Para entonces ya estábamos buscando un taxi, y no lo encontrábamos, lo cual en Madrid es raro. Cierto que andábamos por la zona más triste del muy triste barrio de Salamanca, y bajo un cielo en el que se adivinaban sombras de nubes como mordidas, pero nos dimos cuenta de que la melancolía había crecido cuando subimos hasta la Puerta de Alcalá, ahí al lado, y vacilamos.

-Oye, ¿cuántos arcos tiene la Puerta de Alcalá?

– Creo que cinco, repuso Patricia, aunque no lo dijo muy segura.

– Pues esta noche tiene tres, dije yo, y solo he bebido cerveza.

En efecto, alguien o algo había mordido en la Puerta como en un pastel, pero lo de verdad preocupante es que, en cambio, las Torres de Valencia -la mayor corrupción urbanística de la historia de Madrid, que ya es decir- se veían en consecuencia más grandes.
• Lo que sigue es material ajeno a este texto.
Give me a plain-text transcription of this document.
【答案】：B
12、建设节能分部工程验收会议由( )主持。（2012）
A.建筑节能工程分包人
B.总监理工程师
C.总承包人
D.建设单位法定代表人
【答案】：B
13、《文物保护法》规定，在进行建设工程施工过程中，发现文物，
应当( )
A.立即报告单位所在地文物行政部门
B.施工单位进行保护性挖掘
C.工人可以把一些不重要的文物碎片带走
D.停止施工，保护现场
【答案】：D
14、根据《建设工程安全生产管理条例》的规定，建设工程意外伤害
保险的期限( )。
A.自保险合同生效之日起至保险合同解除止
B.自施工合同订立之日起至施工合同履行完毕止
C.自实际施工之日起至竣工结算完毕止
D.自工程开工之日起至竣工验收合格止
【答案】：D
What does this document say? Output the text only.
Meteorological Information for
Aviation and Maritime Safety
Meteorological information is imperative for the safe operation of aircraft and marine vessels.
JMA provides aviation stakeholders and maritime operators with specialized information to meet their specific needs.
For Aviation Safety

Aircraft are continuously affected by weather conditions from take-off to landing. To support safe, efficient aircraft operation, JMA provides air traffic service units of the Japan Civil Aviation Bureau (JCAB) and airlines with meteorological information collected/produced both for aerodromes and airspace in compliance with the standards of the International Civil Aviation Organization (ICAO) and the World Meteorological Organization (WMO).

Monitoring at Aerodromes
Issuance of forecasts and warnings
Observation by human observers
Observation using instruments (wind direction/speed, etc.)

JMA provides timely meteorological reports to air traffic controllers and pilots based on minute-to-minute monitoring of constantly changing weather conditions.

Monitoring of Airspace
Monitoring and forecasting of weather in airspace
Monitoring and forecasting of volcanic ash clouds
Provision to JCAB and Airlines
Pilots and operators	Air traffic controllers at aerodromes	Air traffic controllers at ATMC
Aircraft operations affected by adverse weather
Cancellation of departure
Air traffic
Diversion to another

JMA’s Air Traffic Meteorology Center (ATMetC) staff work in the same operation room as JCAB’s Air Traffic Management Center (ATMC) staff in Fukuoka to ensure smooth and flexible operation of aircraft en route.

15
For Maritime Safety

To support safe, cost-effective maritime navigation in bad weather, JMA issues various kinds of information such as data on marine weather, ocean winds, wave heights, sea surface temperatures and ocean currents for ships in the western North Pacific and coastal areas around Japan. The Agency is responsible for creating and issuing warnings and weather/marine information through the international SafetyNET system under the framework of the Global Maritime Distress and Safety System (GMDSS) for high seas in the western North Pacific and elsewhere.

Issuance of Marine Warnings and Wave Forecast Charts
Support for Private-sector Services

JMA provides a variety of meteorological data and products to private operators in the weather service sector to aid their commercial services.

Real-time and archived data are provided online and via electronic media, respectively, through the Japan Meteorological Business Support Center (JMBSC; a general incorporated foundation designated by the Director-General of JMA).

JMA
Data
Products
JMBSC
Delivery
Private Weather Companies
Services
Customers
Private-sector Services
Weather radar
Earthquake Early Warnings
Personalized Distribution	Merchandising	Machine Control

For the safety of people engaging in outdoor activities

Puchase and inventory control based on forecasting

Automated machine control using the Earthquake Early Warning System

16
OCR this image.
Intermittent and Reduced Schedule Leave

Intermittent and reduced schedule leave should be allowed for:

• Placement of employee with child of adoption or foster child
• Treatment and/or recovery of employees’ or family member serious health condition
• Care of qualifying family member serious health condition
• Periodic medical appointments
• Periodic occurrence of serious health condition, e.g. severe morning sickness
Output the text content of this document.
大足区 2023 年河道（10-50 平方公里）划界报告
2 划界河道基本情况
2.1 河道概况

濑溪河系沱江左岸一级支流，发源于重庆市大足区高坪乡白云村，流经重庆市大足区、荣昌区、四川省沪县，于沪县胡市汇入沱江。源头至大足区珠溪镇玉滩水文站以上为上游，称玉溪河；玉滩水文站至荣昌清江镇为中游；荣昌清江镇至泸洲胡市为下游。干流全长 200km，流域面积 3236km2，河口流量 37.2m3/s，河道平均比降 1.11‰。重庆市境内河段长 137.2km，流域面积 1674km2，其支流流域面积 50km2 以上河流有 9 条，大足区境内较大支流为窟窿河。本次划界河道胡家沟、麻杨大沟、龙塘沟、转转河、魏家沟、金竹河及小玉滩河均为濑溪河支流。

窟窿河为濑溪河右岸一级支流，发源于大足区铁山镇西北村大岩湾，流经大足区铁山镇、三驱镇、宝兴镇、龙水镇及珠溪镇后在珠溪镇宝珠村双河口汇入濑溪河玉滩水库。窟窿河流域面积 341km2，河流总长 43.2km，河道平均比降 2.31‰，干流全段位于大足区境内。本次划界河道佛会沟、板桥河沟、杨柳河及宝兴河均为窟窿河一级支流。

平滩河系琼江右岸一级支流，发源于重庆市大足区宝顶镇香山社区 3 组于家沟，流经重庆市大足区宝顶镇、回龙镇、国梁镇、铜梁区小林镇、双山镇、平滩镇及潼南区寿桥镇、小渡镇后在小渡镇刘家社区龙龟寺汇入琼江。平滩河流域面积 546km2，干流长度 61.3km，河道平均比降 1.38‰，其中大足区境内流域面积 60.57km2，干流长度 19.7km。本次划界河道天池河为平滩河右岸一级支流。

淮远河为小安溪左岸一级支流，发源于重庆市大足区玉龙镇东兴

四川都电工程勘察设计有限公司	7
Habíamos caminado no poco por una ciudad desierta como una ciudad belga cuando logramos parar un taxi, y cuando quisimos cerrar la ventana -la noche se había quedado temblando tras el amago de granizo-, vimos que no había; esto es, el taxista había serrado por la mitad su coche y pintado un decorado de cartón en la parte que faltaba. «Así ahorro en gasolina», nos explicó. «Además, cuando logro coger a dos clientes, ahora casi siempre sólo se sube uno, el otro corre detrás del coche y en consecuencia el primero siempre quiere rebaja».

Cuando llegué a casa miré el reloj y eran las doce. «¡Otro día! ¡Otro día vivos!», pensé con esperanza. Y sin embargo conté por rutina las campanadas del reloj de mi abuela, y sólo sonaron ocho y media. Me asomé a la ventana para ver si podía confirmar el augurio, y en efecto, la luna sólo dejaba ver un cuarto. No una luna en cuarto creciente, o menguante, sino un cuarto de luna, como la cuarta parte de un queso.